Eve threw him a subtly disapproving look. She still wasn't convinced that glorified piracy was legal, but it wasn't worth an argument.

"So what did Madison say?" Eve asked.

"I've got to win five Badges before September," Josh said. "In order to apply to the Academy."

"Oh, you're halfway there!"

"Five Johto League Badges," he clarified.

"Is that all she said?"

"Most of it. She did have one other piece of advice. 'Open your eyes, then open them again'."

"What?

"I don't know either."

They sat in comfortable silence for a moment.

"She thinks I'm latently psychic," he said.

"Madison?"

"She thinks that's why I'm psychosensitive. Why I could see Haunter. Why I saw through Ninetales."

"Do you suppose that's why she supported your application?"

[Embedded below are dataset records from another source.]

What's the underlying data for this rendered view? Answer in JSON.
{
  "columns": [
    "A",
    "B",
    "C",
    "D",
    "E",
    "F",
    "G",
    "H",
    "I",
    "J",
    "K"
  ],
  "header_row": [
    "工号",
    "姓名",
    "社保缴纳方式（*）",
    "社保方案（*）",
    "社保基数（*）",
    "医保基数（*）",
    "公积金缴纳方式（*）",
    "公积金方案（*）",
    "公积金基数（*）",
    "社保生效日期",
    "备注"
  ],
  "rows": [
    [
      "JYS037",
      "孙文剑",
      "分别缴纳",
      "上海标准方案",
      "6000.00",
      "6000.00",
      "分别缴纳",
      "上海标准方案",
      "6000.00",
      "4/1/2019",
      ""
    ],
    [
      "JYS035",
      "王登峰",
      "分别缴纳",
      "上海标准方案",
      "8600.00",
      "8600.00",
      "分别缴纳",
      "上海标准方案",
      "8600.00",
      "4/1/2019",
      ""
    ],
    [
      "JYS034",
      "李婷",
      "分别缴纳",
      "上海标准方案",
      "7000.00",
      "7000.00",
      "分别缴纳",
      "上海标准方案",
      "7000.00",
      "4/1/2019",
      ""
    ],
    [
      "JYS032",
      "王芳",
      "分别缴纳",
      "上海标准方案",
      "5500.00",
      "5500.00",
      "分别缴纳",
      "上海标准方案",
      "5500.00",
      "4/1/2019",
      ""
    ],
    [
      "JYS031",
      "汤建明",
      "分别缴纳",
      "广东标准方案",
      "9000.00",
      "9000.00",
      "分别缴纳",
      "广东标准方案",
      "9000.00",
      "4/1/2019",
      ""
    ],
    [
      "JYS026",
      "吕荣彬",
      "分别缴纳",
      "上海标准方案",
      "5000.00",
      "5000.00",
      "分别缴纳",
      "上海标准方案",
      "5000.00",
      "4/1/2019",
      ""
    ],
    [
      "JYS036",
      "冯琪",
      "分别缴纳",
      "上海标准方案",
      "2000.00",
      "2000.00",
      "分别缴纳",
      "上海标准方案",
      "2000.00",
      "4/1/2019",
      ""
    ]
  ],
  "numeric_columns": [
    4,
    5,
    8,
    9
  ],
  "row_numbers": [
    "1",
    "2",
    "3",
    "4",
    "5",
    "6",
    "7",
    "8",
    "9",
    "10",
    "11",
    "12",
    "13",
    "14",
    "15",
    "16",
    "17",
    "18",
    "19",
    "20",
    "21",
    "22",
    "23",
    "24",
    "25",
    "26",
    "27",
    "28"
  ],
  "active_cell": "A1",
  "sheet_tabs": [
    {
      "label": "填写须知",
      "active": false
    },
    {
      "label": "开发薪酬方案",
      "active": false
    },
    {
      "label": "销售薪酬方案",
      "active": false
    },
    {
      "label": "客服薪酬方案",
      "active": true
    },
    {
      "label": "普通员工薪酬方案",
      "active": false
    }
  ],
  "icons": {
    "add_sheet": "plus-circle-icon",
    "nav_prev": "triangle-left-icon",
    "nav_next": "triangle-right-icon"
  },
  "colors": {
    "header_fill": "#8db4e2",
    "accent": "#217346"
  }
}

"I don't know. All I know is for the first time I can remember, I know exactly what I want to do."

Eve tried to tuck a hair back into place that had been loosened by the sea breeze. She kept feeling lonely, and didn't know why. Josh suddenly put his arm around her. She wondered whether he was reacting to her mood.

"I've decided to take a break," she admitted. "I'm not well, yet. And, um, Chuck's offered me some training at the Gym."

"Well," Josh said resignedly. "Maybe they haven't found that container yet. I could at least earn a Badge here. And there's that Gym on Red Rock Isle, now."

Eve picked at a crispy piece of seaweed. Josh had every reason to keep going without her. But he wasn't contemplating it. She realised they hadn't talked about the I love yous. She wasn't quite sure how she was supposed to react, now. Usually, she expressed affection, well, physically and enthusiastically. It had been a different kind of I love you.

She compromised with a kiss on the cheek.

Five Badges before September.

"Sweetling. I've made a decision," Eve announced. "Go to the Whirl Islands. Without me."

Josh gave her an almost startled look. "… why?"

"You can't put your whole life on hold for me. Not when I could be here for … I don't know how long."

"Are you trying to say goodbye?"

"No! No. This isn't forever."

"Eevee, are you sure about this?"

"Yeah. Yeah, this is the right thing."

"Oh …" He went quiet, staring at the sea. "I guess I'll find a ferry in the morning."